Last June I traveled to Luxembourg, Belgium, and France to visit various military sites, including a host of battlefields. I happened to be present at the bicentennial of the battle of Waterloo, just as I had been present at the sesquicentennial of the battle of Gettysburg.

I remember those visits well. Yet what impressed me most was the number of American military cemeteries in the area, commemorating the dead of World Wars I and II. I spent a good deal of time exploring several World War I cemeteries, including the largest (Meuse-Argonne) as well as the smallest (Flanders Field), which I visited first.

The entrance to the American military cemetery at Flanders Field.
Signs of remembrance inside the chapel, featuring the ever-present poppy.
The graves surround the chapel at Flanders Field. Although they seem to be many, this is the smallest World War I cemetery there.
This soldier died on the day the war ended.
You see many crosses, but you also see the Star of David.

The Aisne-Marne Cemetery is located near Belleau Wood. You can see the edge of the woods behind the chapel.

Aisne-Marne American Cemetery, near Belleau Wood, France.
Some 2,289 Americans are buried here.
The graves went on and on under a clear sky in a meticuously-maintained resting place.
Looking eastward … this cemetery is not far from Chateau-Thierry, and Belleau Wood is just behind it.
At each cemetery, there is a chapel, containing the names of the unidentified dead. The US 2nd Division held this position.

Perhaps the eeriest moment during this part of my visit came when I traveled to a nearby German cemetery, only to discover that you could see the American cemetery from it:

Former foes face each other in common repose.

As we moved through France, we came upon more cemeteries. Not all were to American soldiers, of course; that’s a story for another day, and I told part of it earlier this year in recalling my visit to Verdun.

Here is the Oise-Aisne American Cemetery, where 6,012 Americans are buried.
Trees line the cemetery, enclosing the major sections.
That fact would have come as great comfort to Joyce Kilmer, who is buried here.
One American soldier killed during World War I is not buried in a World War I cemetery, although he’s buried in France. That’s Quentin Roosevelt, whose mother arranged for this monument to be erected in Chamery just after the war. A fighter pilot, Roosevelt was shot down in the skies behind this fountain on July 14, 1918.
Roosevelt’s plane crashed in the fields behind the fountain. Today his body rests next to that of his brother, Theodore Roosevelt, Jr., at the American military cemetery at Normandy.

As much as one wants to comprehend the ebb and flow of military operations, these cemetaries draw upon one’s emotions as much as they force one to think about what war costs.

Here is the American military cemetery at St. Mihiel, south of Verdun.
This memorial overlooks some of the 4,153 Americans buried here.
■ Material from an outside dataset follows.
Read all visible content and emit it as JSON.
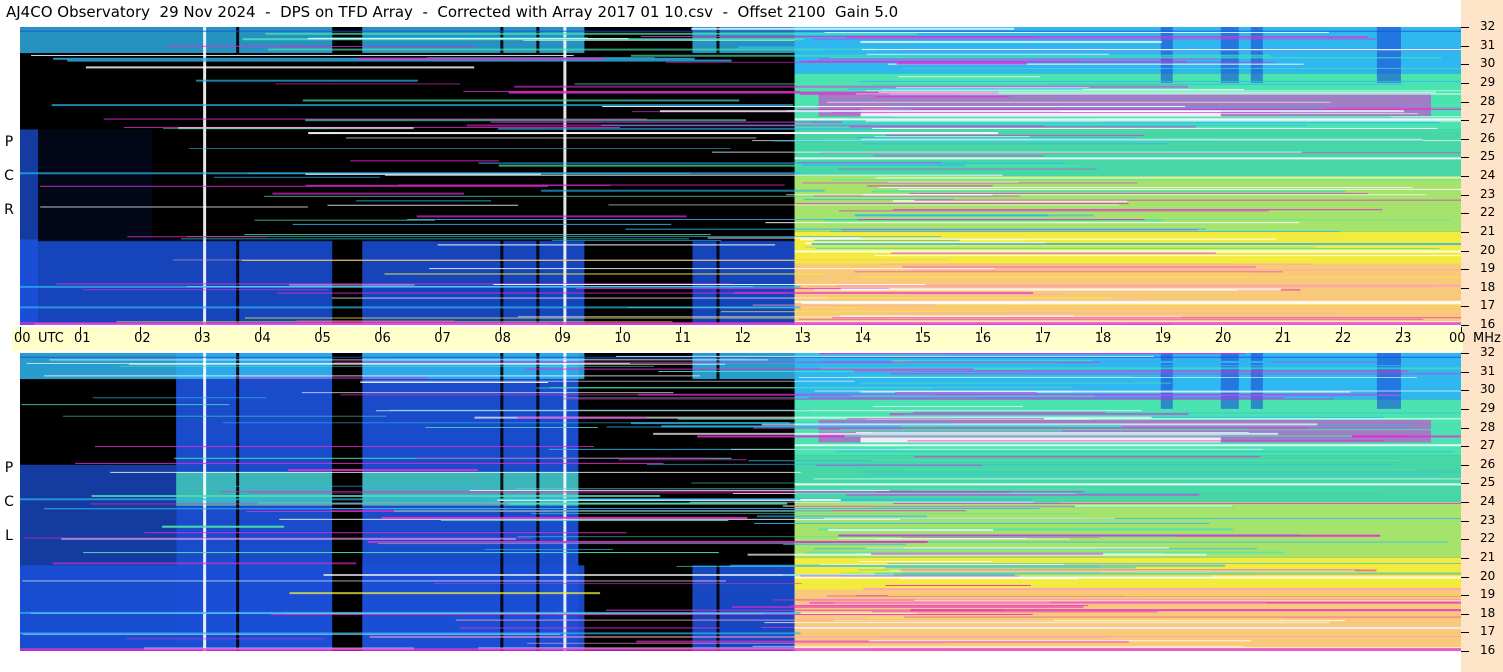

The doorhandles to the chapels are doughboys.

We saved the largest cemetery for last, and for a particular reason. It was late one afternoon when we arrived at the Meuse-Argonne American Cemetery, and so our visit was somewhat hasty, although I achieved my most important objective.
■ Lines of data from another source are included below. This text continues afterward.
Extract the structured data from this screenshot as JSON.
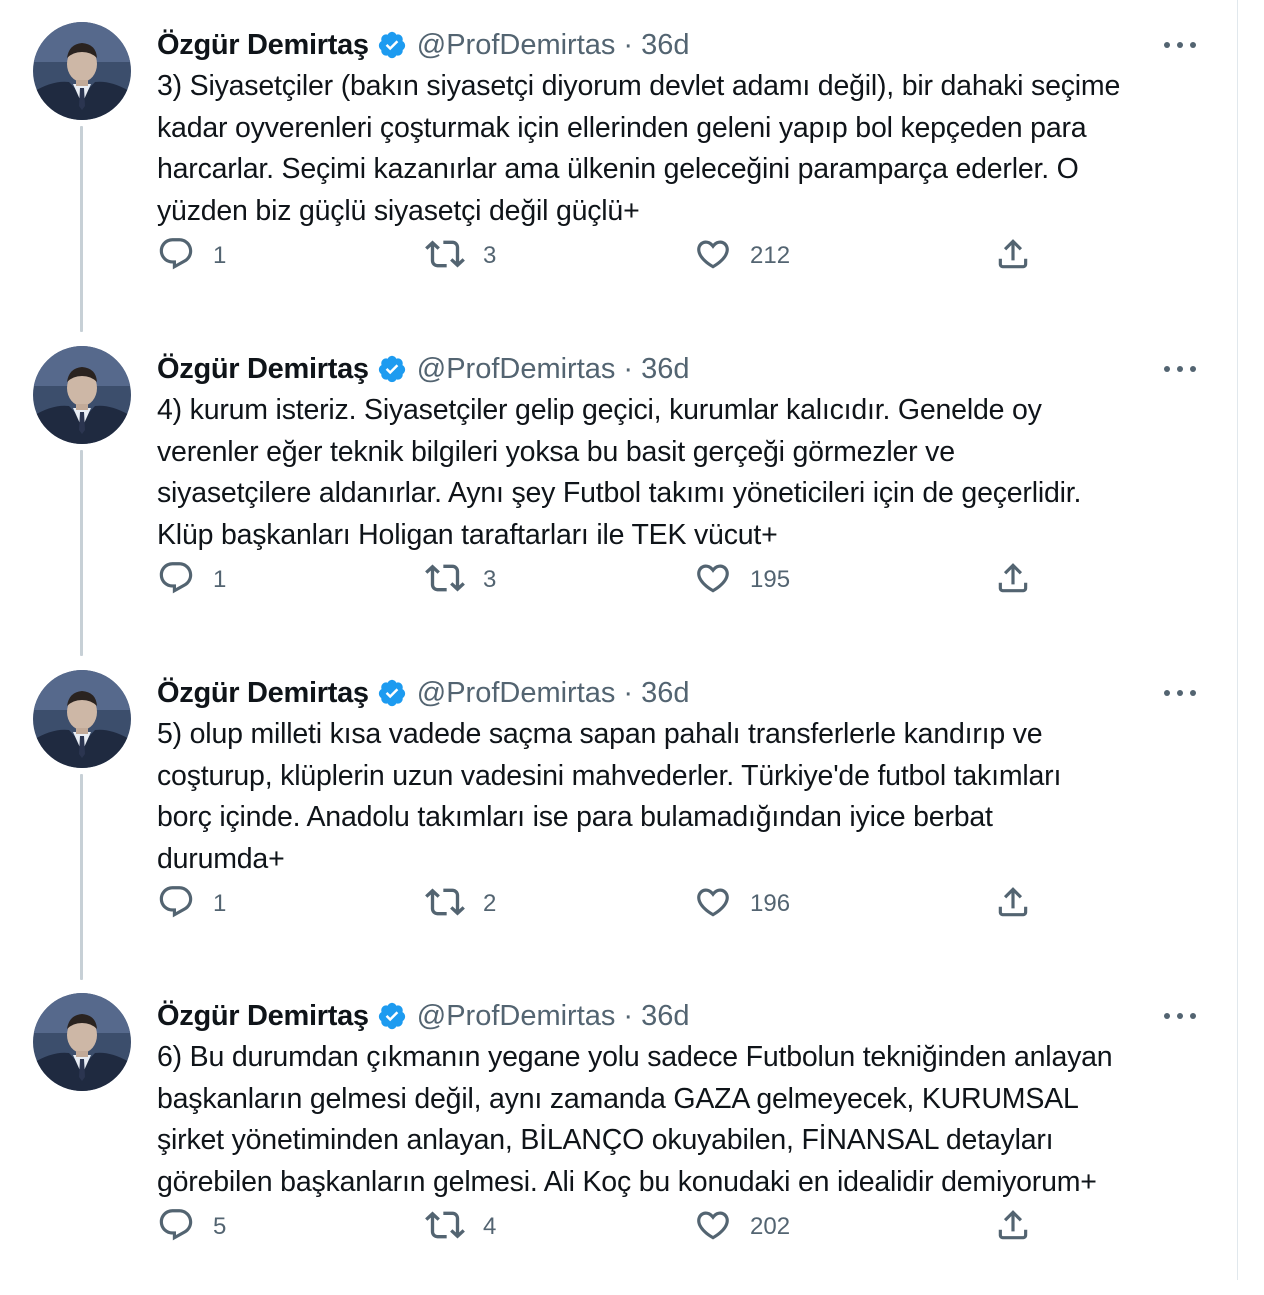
{
  "tweets": [
    {
      "name": "Özgür Demirtaş",
      "handle": "@ProfDemirtas",
      "separator": "·",
      "time": "36d",
      "text_lines": [
        "3) Siyasetçiler (bakın siyasetçi diyorum devlet adamı değil), bir dahaki seçime",
        "kadar oyverenleri çoşturmak için ellerinden geleni yapıp bol kepçeden para",
        "harcarlar. Seçimi kazanırlar ama ülkenin geleceğini paramparça ederler. O",
        "yüzden biz güçlü siyasetçi değil güçlü+"
      ],
      "replies": "1",
      "retweets": "3",
      "likes": "212"
    },
    {
      "name": "Özgür Demirtaş",
      "handle": "@ProfDemirtas",
      "separator": "·",
      "time": "36d",
      "text_lines": [
        "4) kurum isteriz. Siyasetçiler gelip geçici, kurumlar kalıcıdır. Genelde oy",
        "verenler eğer teknik bilgileri yoksa bu basit gerçeği görmezler ve",
        "siyasetçilere aldanırlar. Aynı şey Futbol takımı yöneticileri için de geçerlidir.",
        "Klüp başkanları Holigan taraftarları ile TEK vücut+"
      ],
      "replies": "1",
      "retweets": "3",
      "likes": "195"
    },
    {
      "name": "Özgür Demirtaş",
      "handle": "@ProfDemirtas",
      "separator": "·",
      "time": "36d",
      "text_lines": [
        "5) olup milleti kısa vadede saçma sapan pahalı transferlerle kandırıp ve",
        "coşturup, klüplerin uzun vadesini mahvederler. Türkiye'de futbol takımları",
        "borç içinde. Anadolu takımları ise para bulamadığından iyice berbat",
        "durumda+"
      ],
      "replies": "1",
      "retweets": "2",
      "likes": "196"
    },
    {
      "name": "Özgür Demirtaş",
      "handle": "@ProfDemirtas",
      "separator": "·",
      "time": "36d",
      "text_lines": [
        "6) Bu durumdan çıkmanın yegane yolu sadece Futbolun tekniğinden anlayan",
        "başkanların gelmesi değil, aynı zamanda GAZA gelmeyecek, KURUMSAL",
        "şirket yönetiminden anlayan, BİLANÇO okuyabilen, FİNANSAL detayları",
        "görebilen başkanların gelmesi. Ali Koç bu konudaki en idealidir demiyorum+"
      ],
      "replies": "5",
      "retweets": "4",
      "likes": "202"
    }
  ],
  "colors": {
    "verified": "#1d9bf0",
    "secondary_text": "#536471",
    "thread_line": "#c7d0d6",
    "icon": "#536471"
  },
  "icons": {
    "reply": "reply-icon",
    "retweet": "retweet-icon",
    "like": "heart-icon",
    "share": "share-icon",
    "more": "more-icon",
    "verified": "verified-badge-icon"
  }
}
The Meuse-Argonne American Cemetery is the largest American World War I cemetery.
There are 14,246 Americans buried here.
One of them is Arizona’s own Frank Luke, America’s second-leading aerial ace and a Medal of Honor recipient, known as “The Balloon Buster.”

We often visit Civil War battlefields to see where men fought and died, but we often think of the battle itself. In these cemeteries, one thinks of the lives lost and the sacrifices made … something to remember this Memorial Day.